I went away last Thursday, to spend a few days with family in the magic of Park City, Utah, during the Sundance Film Festival (more on that soon). I forgave myself for not writing on the first day, on the grounds that it felt important to be fully present for my in-laws.
And then news of Trump’s refugee and Muslim ban broke. And because bad things happen in threes (or thirties, these days?), there was also the Holocaust Remembrance whitewash and white nationalist Steve Bannon’s elevation to the National Security Council. And I felt a paralyzing shame. That as Americans, we’d all woken up and become villains in our own story — the Afrikaners who at least passively participated in Apartheid, the ancestors who let slavery and segregation happen, the “Ordinary Men” of World War II. And somewhere between the terror in my head and the idyllic mountain vistas out the window, the flight or fight signals in my brain chose flight. For a moment, I wanted to forget.
But that can’t continue. Like everyone else with a conscious and a stake in the matter of what our country will become, I have to fight, in whatever ways I can. And in the moments that I scanned the news today, my mood began to steadily lift. Because something changed today. America woke up. Acting Attorney General Sally Yates took a brave stand. State Department professionals lodged their dissent, and a small but growing number of Congressional Republicans spoke in opposition. Loved ones, kind friends and family who I know to at least partially support Trump, signaled their concern for the fate of these refugees on Facebook and Instagram.
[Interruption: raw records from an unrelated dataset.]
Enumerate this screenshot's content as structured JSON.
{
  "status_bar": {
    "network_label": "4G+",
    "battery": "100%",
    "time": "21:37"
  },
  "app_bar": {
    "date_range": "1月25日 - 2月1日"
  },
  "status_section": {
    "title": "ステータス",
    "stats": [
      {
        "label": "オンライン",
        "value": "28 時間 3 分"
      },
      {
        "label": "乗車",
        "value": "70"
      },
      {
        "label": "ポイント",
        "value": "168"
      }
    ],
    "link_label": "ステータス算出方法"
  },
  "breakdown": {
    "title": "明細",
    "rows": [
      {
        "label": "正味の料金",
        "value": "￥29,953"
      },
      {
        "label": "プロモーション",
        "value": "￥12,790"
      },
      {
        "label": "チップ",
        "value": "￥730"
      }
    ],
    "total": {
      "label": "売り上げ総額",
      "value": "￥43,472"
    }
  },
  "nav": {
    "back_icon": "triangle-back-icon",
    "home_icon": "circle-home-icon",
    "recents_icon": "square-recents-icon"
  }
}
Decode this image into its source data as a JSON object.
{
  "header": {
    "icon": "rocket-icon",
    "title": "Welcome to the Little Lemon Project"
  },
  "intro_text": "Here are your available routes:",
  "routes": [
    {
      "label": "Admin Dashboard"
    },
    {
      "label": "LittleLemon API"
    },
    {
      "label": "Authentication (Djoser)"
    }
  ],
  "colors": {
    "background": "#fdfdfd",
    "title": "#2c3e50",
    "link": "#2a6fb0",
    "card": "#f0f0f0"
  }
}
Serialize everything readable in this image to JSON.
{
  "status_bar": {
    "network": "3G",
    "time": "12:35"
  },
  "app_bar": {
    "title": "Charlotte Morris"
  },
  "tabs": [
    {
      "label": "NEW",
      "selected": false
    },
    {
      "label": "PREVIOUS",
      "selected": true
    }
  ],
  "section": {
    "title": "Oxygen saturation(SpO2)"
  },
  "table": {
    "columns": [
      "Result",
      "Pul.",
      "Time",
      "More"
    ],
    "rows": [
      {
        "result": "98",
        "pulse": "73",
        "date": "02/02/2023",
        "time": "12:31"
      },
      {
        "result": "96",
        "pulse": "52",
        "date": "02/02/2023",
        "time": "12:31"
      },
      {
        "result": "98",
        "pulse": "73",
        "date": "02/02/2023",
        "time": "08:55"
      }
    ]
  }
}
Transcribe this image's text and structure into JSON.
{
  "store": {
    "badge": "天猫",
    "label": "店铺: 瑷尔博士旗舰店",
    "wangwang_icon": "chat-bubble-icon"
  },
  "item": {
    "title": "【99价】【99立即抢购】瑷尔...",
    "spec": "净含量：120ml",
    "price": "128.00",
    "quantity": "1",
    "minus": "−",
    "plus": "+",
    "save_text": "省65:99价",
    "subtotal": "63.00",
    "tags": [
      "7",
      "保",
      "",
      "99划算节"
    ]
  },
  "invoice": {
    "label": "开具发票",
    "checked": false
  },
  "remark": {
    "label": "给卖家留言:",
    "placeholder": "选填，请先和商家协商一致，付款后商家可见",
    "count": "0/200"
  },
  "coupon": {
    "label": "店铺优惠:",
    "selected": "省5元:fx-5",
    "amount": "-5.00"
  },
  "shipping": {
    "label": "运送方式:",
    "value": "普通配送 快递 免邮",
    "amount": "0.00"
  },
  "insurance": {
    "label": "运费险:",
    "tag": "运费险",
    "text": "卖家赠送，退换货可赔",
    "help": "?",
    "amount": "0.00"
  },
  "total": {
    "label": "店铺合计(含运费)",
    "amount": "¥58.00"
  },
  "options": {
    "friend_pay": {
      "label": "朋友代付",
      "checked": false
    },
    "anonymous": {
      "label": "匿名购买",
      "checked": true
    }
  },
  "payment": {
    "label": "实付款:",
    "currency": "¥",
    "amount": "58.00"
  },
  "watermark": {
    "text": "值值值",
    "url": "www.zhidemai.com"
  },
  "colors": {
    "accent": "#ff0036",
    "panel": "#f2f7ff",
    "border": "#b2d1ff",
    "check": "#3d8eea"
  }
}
I’m not saying I’m feeling joyful. We will stop these despicable policies eventually, but surely not soon enough to prevent many innocent lives from being irrecoverably harmed. What I do know today, however, is that America’s defense of its most sacred values will be forceful.
I’ve promised I owe you a sign of hope today, and in fact, I owe you four more for the days that I missed. Fortunately, for all of us, they aren’t hard to find right now.
- In corporate America: General Electric CEO Jeffrey Immelt spoke out firmly in defense of diversity, saying “There would be no GE without our smart, dedicated employees from all over the world. There would be no GE without people of all religions, nationalities, gender, sexual orientation and race.” Too many years ago, Immelt delivered by college commencement address, and everyone complained beforehand that his selection wasn’t very inspired. Good on him for proving the opposite.
- In Silicon Valley: Lots more brewing, but for today, check out Reddit founder Alexis Ohanian’s open letter to community. Ohanian is the son of an undocumented immigrant from Germany and the great grandson of Armenian refugees.
- At Chicago’s O’Hare International Airport: Members of the suburban Am Shalom synagogue put their whole hearts into welcoming some of the last Syrian refugee families to make it through passport control ahead of the ban.
- In our nation’s capital: My old and amazing friends have been out and about for every darn protest, and I couldn’t be prouder of them for getting out there to say #nobannowall.
- And back in Park City and the world of independent film: The Sundance Institute announced its shared stand with a global community of artists against the ban.